I would like to call Huggingface’s GenerateMixin’s generate method, model.generate, with some model such as Llama2, where on every pass, the size of input_ids does not change.

For instance, if I had an input of 3 tokens and wanted to generate up to max_length=7, then:>

Before any generation: [8 5 1 0 0 0 0]
After 1 pass: [8 5 1 3 0 0 0]
After 2 passes: [8 5 1 3 7 0 0]
…etc

is the behavior I am looking for. For some more context, I am compiling the model in a scenario where we don’t support dynamic shapes for the input, so the input size would need to remain the same on every pass/output token generated in model.generate().

Here is a script I have that works, but uses a custom loop to replace the padded token after each generated token.
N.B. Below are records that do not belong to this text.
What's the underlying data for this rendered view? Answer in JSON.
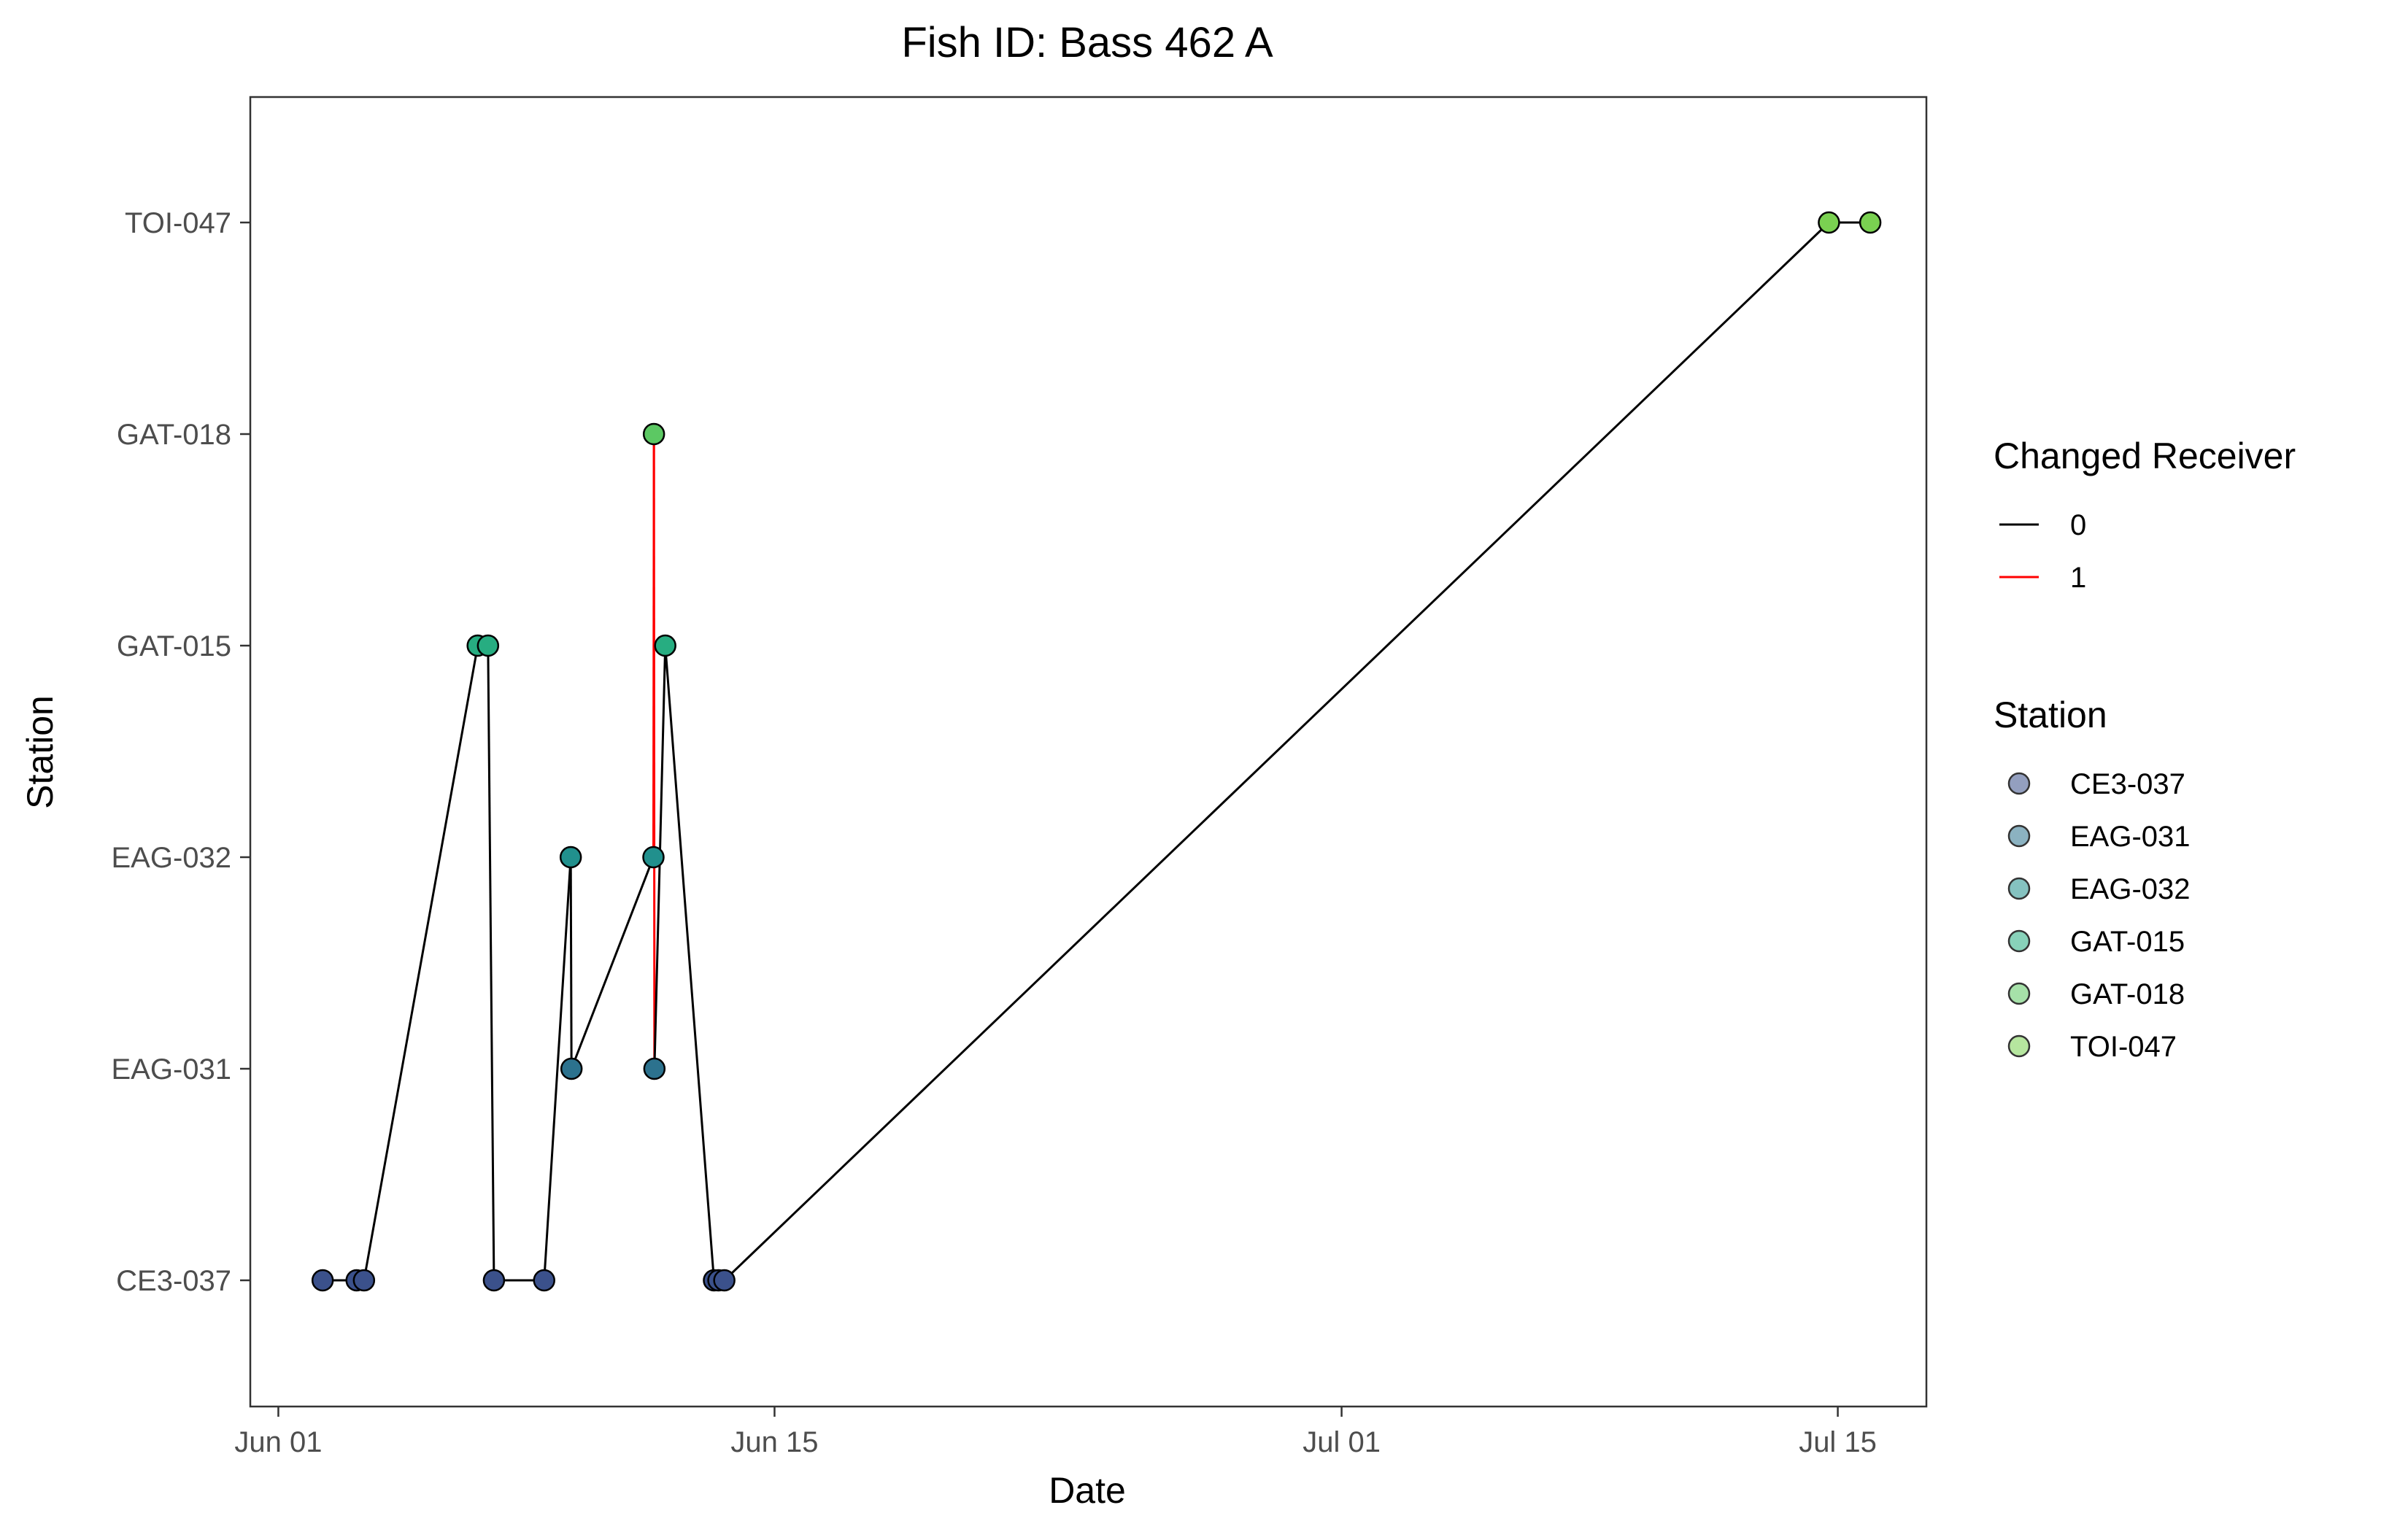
{
  "chart_data": {
    "type": "line",
    "title": "Fish ID: Bass 462 A",
    "xlabel": "Date",
    "ylabel": "Station",
    "x_tick_labels": [
      "Jun 01",
      "Jun 15",
      "Jul 01",
      "Jul 15"
    ],
    "x_ticks": [
      "2023-06-01",
      "2023-06-15",
      "2023-07-01",
      "2023-07-15"
    ],
    "xlim": [
      "2023-05-31T05:00",
      "2023-07-17T12:00"
    ],
    "categories": [
      "CE3-037",
      "EAG-031",
      "EAG-032",
      "GAT-015",
      "GAT-018",
      "TOI-047"
    ],
    "grid": false,
    "points": [
      {
        "x": "2023-06-02T06:00",
        "y": "CE3-037"
      },
      {
        "x": "2023-06-03T05:00",
        "y": "CE3-037"
      },
      {
        "x": "2023-06-03T10:00",
        "y": "CE3-037"
      },
      {
        "x": "2023-06-06T15:00",
        "y": "GAT-015"
      },
      {
        "x": "2023-06-06T22:00",
        "y": "GAT-015"
      },
      {
        "x": "2023-06-07T02:00",
        "y": "CE3-037"
      },
      {
        "x": "2023-06-08T12:00",
        "y": "CE3-037"
      },
      {
        "x": "2023-06-09T06:00",
        "y": "EAG-032"
      },
      {
        "x": "2023-06-09T06:30",
        "y": "EAG-031"
      },
      {
        "x": "2023-06-11T14:00",
        "y": "EAG-032"
      },
      {
        "x": "2023-06-11T14:20",
        "y": "GAT-018"
      },
      {
        "x": "2023-06-11T14:40",
        "y": "EAG-031"
      },
      {
        "x": "2023-06-11T22:00",
        "y": "GAT-015"
      },
      {
        "x": "2023-06-13T07:00",
        "y": "CE3-037"
      },
      {
        "x": "2023-06-13T10:00",
        "y": "CE3-037"
      },
      {
        "x": "2023-06-13T14:00",
        "y": "CE3-037"
      },
      {
        "x": "2023-07-14T18:00",
        "y": "TOI-047"
      },
      {
        "x": "2023-07-15T22:00",
        "y": "TOI-047"
      }
    ],
    "changed_receiver_segments": [
      {
        "from": "2023-06-11T14:00",
        "to": "2023-06-11T14:20",
        "value": "1"
      },
      {
        "from": "2023-06-11T14:20",
        "to": "2023-06-11T14:40",
        "value": "1"
      }
    ],
    "legends": [
      {
        "title": "Changed Receiver",
        "entries": [
          {
            "label": "0",
            "color": "#000000"
          },
          {
            "label": "1",
            "color": "#ff0000"
          }
        ]
      },
      {
        "title": "Station",
        "entries": [
          {
            "label": "CE3-037",
            "color": "#3b518b"
          },
          {
            "label": "EAG-031",
            "color": "#2c728e"
          },
          {
            "label": "EAG-032",
            "color": "#21908d"
          },
          {
            "label": "GAT-015",
            "color": "#27ad81"
          },
          {
            "label": "GAT-018",
            "color": "#5cc863"
          },
          {
            "label": "TOI-047",
            "color": "#7ad151"
          }
        ]
      }
    ],
    "legend_position": "right"
  }
}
In this case, the input has been padded to max_length initially.

import numpy as np
import torch
from transformers import (
    AutoTokenizer,
    AutoModelForCausalLM,
    LlamaConfig,
)
max_seq_length = 20
model_name = "Maykeye/TinyLLama-v0"
model_config = LlamaConfig.from_pretrained(model_name)
model_config.use_cache = False
model_config.pad_token_id = model_config.eos_token_id
model_config.max_length = max_seq_length
model = AutoModelForCausalLM.from_pretrained(model_name, config=model_config)
model.eval()

tokenizer = AutoTokenizer.from_pretrained(model_name)
tokenizer.pad_to_max_length = True
tokenizer.pad_token = tokenizer.eos_token
tokenizer.padding_side = "right"
tokenize = lambda x: tokenizer(
    x,
    return_tensors="pt",
    padding="max_length",
    max_length=max_seq_length,
    truncation=True,
)

compiled_model = torch.compile(model)

text = "My cat is"
text_len = len(text.split())

for _ in range(max_seq_length - len(text.split())):
    encoded_input = tokenize(text)
    result = compiled_model(**encoded_input)["logits"]

    # Print the next word
    logits = result[0, text_len, :]
    softmax = torch.nn.Softmax(dim=-1)(logits)
    argmax = torch.argmax(softmax, axis=-1)
    word = tokenizer.decode(argmax)
    text_len += 1
    text += " " + word
    
print(text)

What I want to run instead is (with input padded to max length):

generated_ids = compiled_model.generate(
    encoded_input
)

After looking through generate() in GenerateMixin, I notice that in generate_no_beam_search (or beam search), generate will append to the input_ids, with no options to replace instead as far as I can tell. At line 557 in generate:

# add token and increase length by one
input_ids = torch.cat([input_ids, tokens_to_add.unsqueeze(-1)], dim=-1)

I wanted to ask if it is intentional that generate does not support replacing padded tokens in-place, and

  1. Is it intentional that generate() doesn’t support replacing padded tokens in-place? If so, why? Is this use case uncommon?
  2. If not intentional, will this functionality be supported in the future? When can we expect it?

Mainly, I would like to be able to use generate() with the example I showed above, so any suggestions would be greatly appreciated. It would have to be a solution that does not require me to change the source code of generate() directly, re-write any parts of generate() in my own library, etc.